Tuesday, December 4, 2018

Cap and Map

Today my son had something called the, “cap and map” baseline for his upcoming neural feedback sessions.  He had electrodes put on his earlobes first for reference points.   Then he had a cap with electrodes in specific spots put on his head.   There was a rainbow ribbon cable coming out of the cap that Dr. Dan connected to a calibration machine.

He put the machine in my son’s lap and told him to help him as he went through each of the sensors, making sure each got down to 3.0 or lower in impedance.   He put a needle thing into each of the caps holes.   I say “needle thing” because it was a syringe, but it was a blunt one, only responsible for injecting conductive gel into the hole.   But he had to wiggle the blunt end of the syringe around on my son’s scalp a bit and that was somewhat uncomfortable.

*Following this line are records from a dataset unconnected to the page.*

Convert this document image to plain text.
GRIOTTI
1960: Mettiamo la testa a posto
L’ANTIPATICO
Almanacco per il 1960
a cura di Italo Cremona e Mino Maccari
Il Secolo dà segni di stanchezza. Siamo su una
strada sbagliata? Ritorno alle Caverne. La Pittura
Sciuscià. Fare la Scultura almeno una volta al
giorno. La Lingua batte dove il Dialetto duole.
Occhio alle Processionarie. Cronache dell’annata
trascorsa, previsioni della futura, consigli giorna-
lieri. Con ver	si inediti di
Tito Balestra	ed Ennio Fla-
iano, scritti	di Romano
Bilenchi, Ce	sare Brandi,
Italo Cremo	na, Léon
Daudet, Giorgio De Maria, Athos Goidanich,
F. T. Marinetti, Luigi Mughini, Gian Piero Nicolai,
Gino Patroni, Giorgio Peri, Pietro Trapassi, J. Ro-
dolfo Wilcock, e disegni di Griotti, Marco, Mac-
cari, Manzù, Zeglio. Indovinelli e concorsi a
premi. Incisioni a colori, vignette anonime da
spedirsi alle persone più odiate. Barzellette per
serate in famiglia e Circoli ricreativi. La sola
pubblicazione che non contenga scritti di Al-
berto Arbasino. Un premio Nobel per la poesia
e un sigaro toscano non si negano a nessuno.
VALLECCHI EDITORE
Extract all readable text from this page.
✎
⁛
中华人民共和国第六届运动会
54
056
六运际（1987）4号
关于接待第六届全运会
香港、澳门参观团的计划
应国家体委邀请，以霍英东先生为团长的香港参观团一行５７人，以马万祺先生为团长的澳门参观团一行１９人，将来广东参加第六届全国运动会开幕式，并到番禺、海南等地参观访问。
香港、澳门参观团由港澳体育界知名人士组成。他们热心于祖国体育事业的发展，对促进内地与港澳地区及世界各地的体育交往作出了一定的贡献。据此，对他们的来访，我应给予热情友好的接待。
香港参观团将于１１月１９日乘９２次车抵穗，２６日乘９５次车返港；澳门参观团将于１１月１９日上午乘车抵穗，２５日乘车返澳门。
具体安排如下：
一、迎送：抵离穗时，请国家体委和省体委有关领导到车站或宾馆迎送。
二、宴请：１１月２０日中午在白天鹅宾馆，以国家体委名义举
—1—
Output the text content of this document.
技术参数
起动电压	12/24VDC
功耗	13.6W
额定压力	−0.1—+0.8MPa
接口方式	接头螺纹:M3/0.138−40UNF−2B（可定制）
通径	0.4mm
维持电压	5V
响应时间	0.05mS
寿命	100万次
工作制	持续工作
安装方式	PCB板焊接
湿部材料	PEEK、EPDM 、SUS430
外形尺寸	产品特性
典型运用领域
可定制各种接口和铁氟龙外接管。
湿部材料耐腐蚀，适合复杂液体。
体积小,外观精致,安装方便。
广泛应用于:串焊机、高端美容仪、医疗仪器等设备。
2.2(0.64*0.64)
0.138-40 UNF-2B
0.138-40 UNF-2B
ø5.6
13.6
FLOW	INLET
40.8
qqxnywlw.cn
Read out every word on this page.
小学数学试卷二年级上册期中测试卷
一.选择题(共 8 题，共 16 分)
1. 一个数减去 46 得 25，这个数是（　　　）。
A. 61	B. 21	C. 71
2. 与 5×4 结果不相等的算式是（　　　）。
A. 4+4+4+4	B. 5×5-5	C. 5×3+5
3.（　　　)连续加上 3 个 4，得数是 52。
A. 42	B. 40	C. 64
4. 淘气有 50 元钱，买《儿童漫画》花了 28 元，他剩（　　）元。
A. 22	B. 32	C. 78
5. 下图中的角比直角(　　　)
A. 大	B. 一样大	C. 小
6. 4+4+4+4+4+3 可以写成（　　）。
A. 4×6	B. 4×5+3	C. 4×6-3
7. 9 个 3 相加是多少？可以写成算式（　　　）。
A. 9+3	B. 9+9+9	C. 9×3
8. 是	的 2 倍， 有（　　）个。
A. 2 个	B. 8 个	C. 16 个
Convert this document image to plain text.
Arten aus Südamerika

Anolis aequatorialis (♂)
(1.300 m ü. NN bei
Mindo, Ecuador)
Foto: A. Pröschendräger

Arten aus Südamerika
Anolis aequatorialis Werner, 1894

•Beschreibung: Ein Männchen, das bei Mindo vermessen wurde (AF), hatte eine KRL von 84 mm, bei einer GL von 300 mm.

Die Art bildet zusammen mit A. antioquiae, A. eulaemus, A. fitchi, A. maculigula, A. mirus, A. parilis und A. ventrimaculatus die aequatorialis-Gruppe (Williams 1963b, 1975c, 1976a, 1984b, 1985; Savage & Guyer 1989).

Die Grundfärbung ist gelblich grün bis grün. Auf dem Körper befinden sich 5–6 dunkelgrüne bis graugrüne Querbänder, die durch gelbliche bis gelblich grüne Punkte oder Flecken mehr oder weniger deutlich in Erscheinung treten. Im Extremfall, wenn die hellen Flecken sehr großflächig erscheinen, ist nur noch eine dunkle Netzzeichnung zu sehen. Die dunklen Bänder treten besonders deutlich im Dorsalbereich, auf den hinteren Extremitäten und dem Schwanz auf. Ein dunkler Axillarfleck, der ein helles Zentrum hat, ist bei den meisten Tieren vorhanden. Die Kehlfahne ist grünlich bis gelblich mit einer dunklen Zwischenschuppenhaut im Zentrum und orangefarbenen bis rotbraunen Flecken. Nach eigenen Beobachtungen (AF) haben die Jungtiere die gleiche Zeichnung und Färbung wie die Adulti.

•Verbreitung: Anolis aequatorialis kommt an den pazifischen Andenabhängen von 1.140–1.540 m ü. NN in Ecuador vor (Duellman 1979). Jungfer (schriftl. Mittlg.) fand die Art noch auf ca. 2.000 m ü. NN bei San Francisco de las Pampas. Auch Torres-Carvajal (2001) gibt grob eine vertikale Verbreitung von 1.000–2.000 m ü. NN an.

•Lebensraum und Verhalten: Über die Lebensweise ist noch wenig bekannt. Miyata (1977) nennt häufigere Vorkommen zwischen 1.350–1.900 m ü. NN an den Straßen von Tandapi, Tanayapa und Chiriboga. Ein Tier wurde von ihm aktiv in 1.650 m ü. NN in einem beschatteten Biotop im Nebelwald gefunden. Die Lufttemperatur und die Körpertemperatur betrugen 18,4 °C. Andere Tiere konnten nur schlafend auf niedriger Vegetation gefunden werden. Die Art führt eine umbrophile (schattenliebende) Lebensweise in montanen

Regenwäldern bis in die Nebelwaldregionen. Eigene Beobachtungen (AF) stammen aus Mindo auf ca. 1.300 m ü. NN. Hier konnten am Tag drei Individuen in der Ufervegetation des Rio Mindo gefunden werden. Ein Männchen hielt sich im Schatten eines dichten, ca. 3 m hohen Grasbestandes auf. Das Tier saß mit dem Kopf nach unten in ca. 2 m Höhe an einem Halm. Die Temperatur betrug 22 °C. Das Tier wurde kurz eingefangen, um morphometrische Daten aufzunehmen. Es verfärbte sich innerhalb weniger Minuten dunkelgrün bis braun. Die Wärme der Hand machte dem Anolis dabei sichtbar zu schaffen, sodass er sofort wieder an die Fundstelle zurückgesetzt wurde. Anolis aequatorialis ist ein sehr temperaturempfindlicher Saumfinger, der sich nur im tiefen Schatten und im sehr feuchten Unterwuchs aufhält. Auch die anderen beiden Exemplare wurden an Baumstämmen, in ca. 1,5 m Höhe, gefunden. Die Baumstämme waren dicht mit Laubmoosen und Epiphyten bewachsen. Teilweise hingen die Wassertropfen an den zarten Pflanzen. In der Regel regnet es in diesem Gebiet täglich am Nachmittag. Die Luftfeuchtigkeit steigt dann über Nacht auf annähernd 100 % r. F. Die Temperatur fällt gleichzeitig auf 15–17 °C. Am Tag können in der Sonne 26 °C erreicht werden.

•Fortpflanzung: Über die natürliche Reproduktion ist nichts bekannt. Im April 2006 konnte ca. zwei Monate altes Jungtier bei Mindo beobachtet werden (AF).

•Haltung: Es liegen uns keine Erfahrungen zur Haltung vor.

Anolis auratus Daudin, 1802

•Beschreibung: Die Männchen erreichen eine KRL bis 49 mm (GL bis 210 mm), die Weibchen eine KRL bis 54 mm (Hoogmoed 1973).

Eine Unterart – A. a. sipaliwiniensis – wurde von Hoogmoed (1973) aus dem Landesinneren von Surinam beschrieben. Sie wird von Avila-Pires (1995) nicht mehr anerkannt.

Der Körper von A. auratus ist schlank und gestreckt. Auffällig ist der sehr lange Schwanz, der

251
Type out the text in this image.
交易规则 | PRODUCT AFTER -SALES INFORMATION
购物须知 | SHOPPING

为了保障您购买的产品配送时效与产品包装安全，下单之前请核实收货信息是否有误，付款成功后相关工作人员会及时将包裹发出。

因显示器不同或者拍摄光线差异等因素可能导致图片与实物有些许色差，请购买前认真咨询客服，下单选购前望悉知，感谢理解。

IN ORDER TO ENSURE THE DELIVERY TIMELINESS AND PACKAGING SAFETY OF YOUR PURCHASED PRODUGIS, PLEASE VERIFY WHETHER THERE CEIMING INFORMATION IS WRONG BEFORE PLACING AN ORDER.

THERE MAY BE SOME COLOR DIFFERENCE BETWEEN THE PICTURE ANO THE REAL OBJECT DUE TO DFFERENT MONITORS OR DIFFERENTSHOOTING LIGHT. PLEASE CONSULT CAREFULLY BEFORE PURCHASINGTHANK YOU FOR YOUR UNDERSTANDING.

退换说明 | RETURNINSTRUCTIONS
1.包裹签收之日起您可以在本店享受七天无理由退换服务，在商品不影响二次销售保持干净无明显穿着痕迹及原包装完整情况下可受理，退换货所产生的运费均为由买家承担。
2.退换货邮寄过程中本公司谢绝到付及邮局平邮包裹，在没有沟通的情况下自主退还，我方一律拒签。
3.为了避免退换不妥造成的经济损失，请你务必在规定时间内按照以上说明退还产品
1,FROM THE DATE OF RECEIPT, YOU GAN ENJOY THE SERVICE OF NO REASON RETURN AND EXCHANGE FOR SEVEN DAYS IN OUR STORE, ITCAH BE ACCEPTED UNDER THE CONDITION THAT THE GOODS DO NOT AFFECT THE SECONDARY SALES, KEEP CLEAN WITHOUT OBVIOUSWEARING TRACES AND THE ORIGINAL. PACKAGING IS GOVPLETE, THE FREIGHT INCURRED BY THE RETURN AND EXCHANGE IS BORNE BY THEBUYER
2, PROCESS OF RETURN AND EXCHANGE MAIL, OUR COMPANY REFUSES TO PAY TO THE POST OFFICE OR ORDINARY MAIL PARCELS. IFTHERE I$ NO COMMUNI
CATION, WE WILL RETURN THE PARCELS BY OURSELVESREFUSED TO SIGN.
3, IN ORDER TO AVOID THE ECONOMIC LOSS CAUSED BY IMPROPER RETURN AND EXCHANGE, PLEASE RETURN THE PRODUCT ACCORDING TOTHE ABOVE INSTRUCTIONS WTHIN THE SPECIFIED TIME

But my son helped and he only flinched a few times.   Then he got to sit in the large, brown, reclining  chair and start the baseline test.   The test wasn’t too terribly exciting.  He first got to look at his brain waves, which was mostly a lot of small wiggly lines on the screen.   Then he had to sit still for ninety seconds with his eyes open.   Then ninety seconds with his eyes closed.   Dr. Dan only needed fifteen seconds of clean reading during this time, but you need longer when you have a wiggly child.

Next my son read for the next data reading.   Then there was a math sheet while more data was collected.   Then he had the eyes open and eyes closed readings again.   And then the cap came off and he was done.

Dr. Dan said he could see some of the things that had shown up in the evaluation he’d had from the baseline.   And that’s saying a lot because it was just little variations in squiggles on the screen to me.   He was trained by one of the pioneers in the field who told him you have to be able to understand the raw data.  

As we were getting ready to go Dr. Dan told my son he worked with chidden and adults for all sorts of things and he couldn’t promise, but one of his students had gotten better at Fortnite after working with him.   My son wanted to know how soon he could come back.  

The Big Boy Update:  My son found a “300 Funniest Fortnite Fails” video on YouTube that’s a compilation of Fortnite clips.   He and his father are in the living room as I write this, both laughing out loud as each clip goes past, saying things like, “woah,” “oh my gosh" and “that hurt”.

The Tiny Girl Sleepy Update:  My daughter was on the couch tonight, shortly before bed.   Apparently she was dozing off because when my husband came over to wake her to brush her teeth she said, “can we have just one more page?”   He asked her if she was dreaming and she said, “I was dreaming you were reading a beautiful book."